HAWAII’S LAST REIGNING MONARCH BUILT FRIENDSHIP WITH CIVIL WAR HERO EDWARD McCOOK
Hawaiian King David Kalākaua was often called “The Merrie Monarch” for his love of parties, royal balls and entertainment. But he also was a serious leader who went on a tour to enhance relationships around the world.
By 1887, his cabinet was overthrown and a new constitution was developed, taking away most of his power. By then, the king had entertained diplomats from the United States, including Civil War hero Edward McCook, who was commissioned by President Andrew Johnson to be the U.S. Minister to the Kingdom of Hawaii in 1866.
During this time, King Kalākaua (1836-1891) received a Henry Rifle from McCook (1833-1909). It was factory engraved “Gen’l McCook” on the flat of the receiver and bears an elaborate scroll and punch dot engraving by Henry factory engraver Samuel Hoggson. It carries a nameplate, added in the 1930s, that declares it “King Kalakauas Favorite Rifle.”
The rifle, along with a royal presentation sword owned by King Kalākaua, are featured in Heritage’s arms and armor auction scheduled for June in Dallas.
“The Henry rifle passed from the king to his queen and then to their adopted son, Prince Kūhiō Kalaniana‘ole,” says Tom Slater, director of Heritage’s Americana auctions. “The rifle was in the rifle cabinet of the prince when he died in 1922.” The prince’s widow donated the entire contents of the rifle cabinet to the Bishop Museum, which put this rifle up for auction in 1932.

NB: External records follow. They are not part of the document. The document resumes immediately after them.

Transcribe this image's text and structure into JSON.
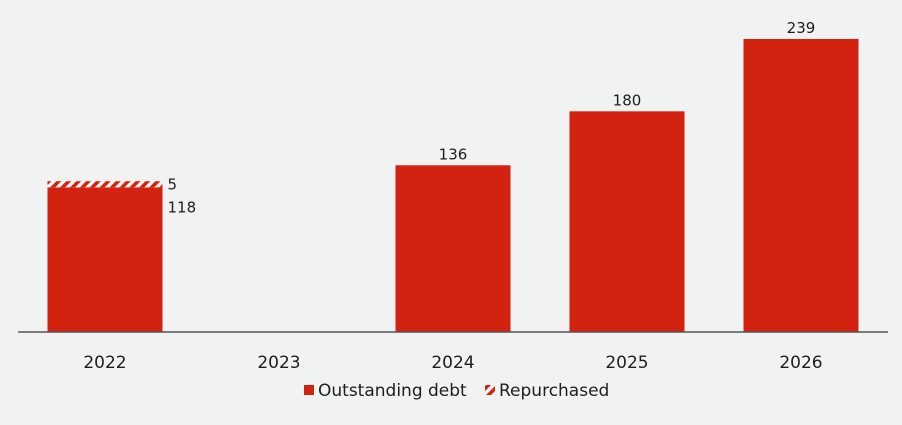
{
  "chart_data": {
    "type": "bar",
    "stacked": true,
    "categories": [
      "2022",
      "2023",
      "2024",
      "2025",
      "2026"
    ],
    "series": [
      {
        "name": "Outstanding debt",
        "values": [
          118,
          null,
          136,
          180,
          239
        ],
        "color": "#d42211",
        "pattern": "solid"
      },
      {
        "name": "Repurchased",
        "values": [
          5,
          null,
          null,
          null,
          null
        ],
        "color": "#d42211",
        "pattern": "hatched"
      }
    ],
    "data_labels": {
      "2022": [
        "5",
        "118"
      ],
      "2024": [
        "136"
      ],
      "2025": [
        "180"
      ],
      "2026": [
        "239"
      ]
    },
    "ylim": [
      0,
      245
    ],
    "grid": false,
    "legend_position": "bottom",
    "title": "",
    "xlabel": "",
    "ylabel": ""
  }
}
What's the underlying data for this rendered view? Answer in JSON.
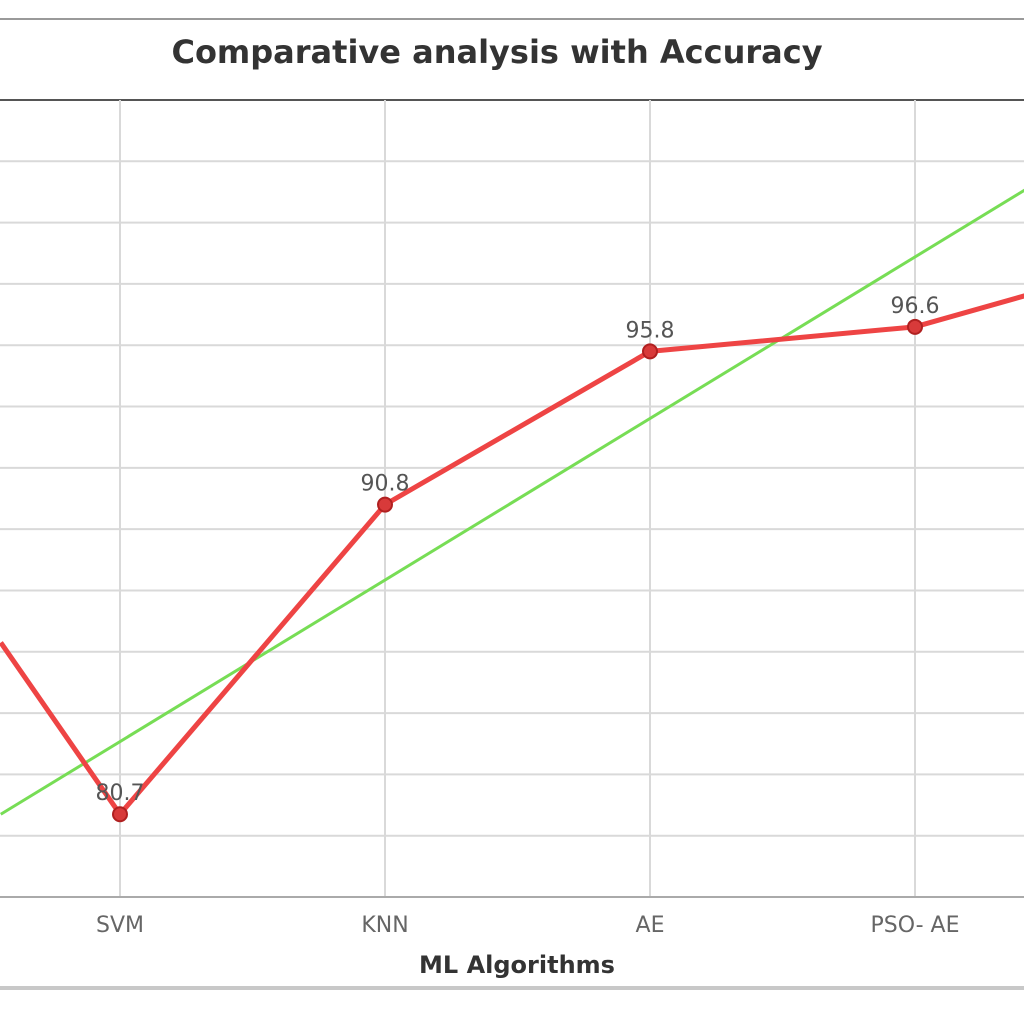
{
  "chart_data": {
    "type": "line",
    "title": "Comparative analysis with Accuracy",
    "xlabel": "ML Algorithms",
    "ylabel": "",
    "categories": [
      "SVM",
      "KNN",
      "AE",
      "PSO- AE"
    ],
    "series": [
      {
        "values": [
          80.7,
          90.8,
          95.8,
          96.6
        ],
        "color": "#ee4444",
        "marker": "circle",
        "data_labels": [
          "80.7",
          "90.8",
          "95.8",
          "96.6"
        ]
      },
      {
        "type": "trendline",
        "color": "#77dd55"
      }
    ],
    "ylim": [
      78,
      104
    ],
    "grid": true,
    "legend": "none"
  }
}
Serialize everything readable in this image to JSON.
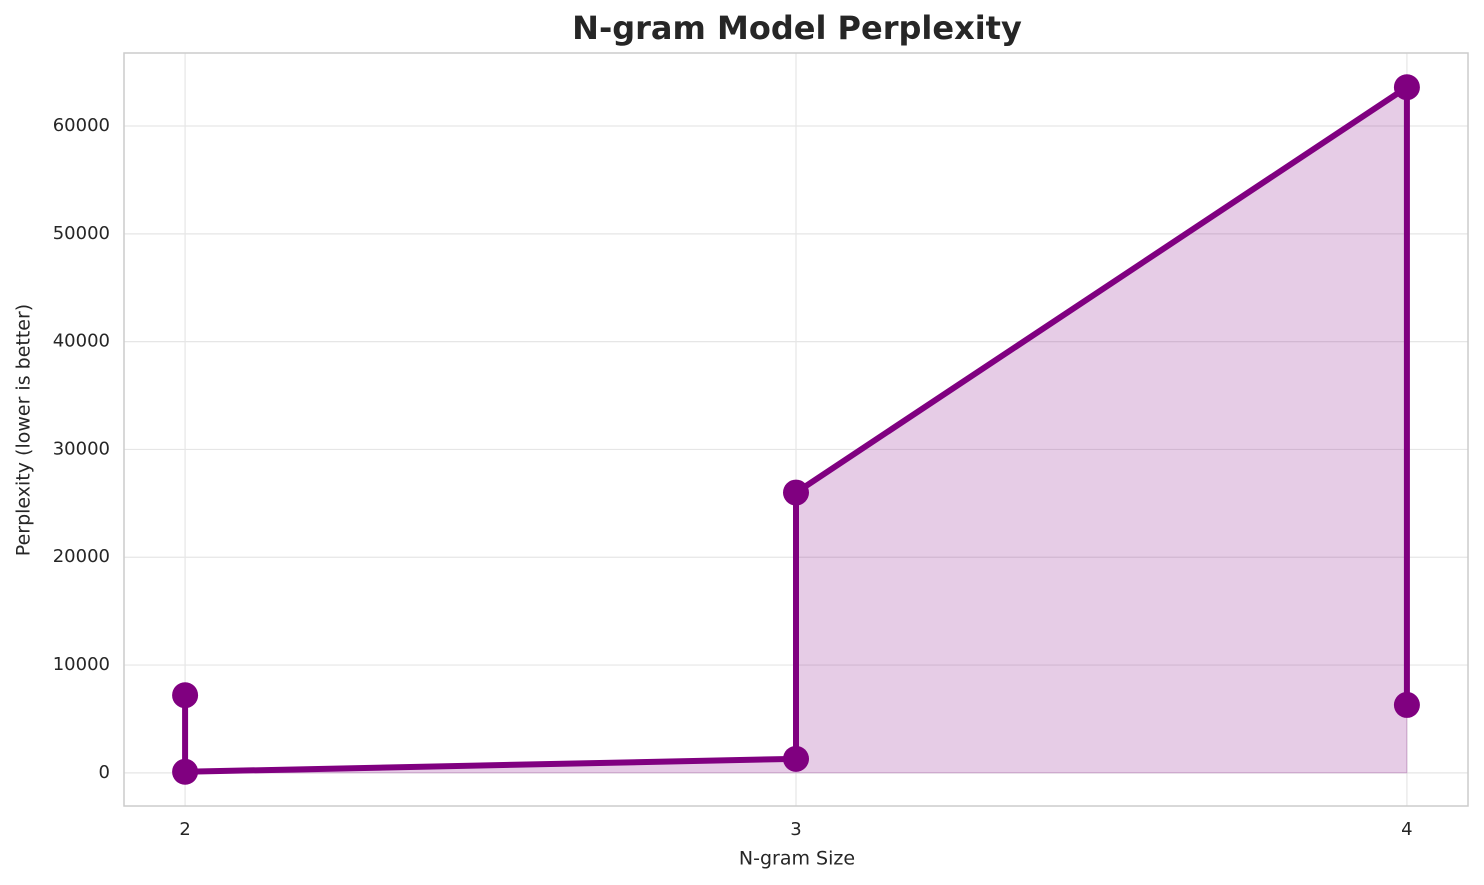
{
  "chart_data": {
    "type": "line",
    "title": "N-gram Model Perplexity",
    "x_label": "N-gram Size",
    "y_label": "Perplexity (lower is better)",
    "x": [
      2,
      2,
      3,
      3,
      4,
      4
    ],
    "series": [
      {
        "color": "#800080",
        "values": [
          7200,
          100,
          1300,
          26000,
          63600,
          6300
        ]
      }
    ],
    "fill": true,
    "xlim": [
      1.9,
      4.1
    ],
    "xticks": [
      2,
      3,
      4
    ],
    "ylim": [
      -3075,
      66775
    ],
    "yticks": [
      0,
      10000,
      20000,
      30000,
      40000,
      50000,
      60000
    ],
    "grid": true
  }
}
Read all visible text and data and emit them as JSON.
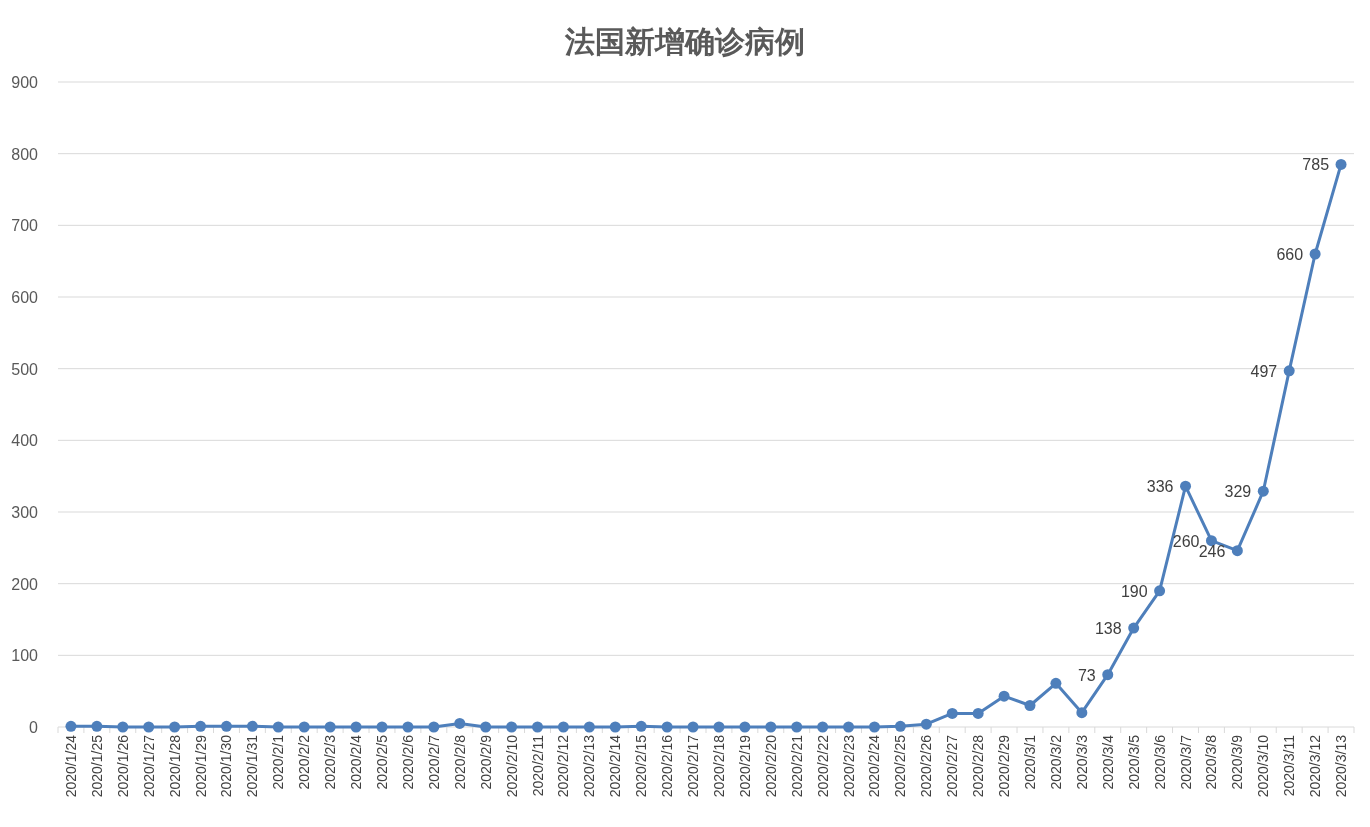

“This is a truly unique Henry rifle with a rich history,” Slater says, noting that the last owner was antique firearms collector and Hawaii firearms historian John A. Bell (1931-2008).
Many historians consider King Kalākaua and his descendants as true American Royalty. The only real royal palaces in the United States are in Hawaii, which received statehood in 1959.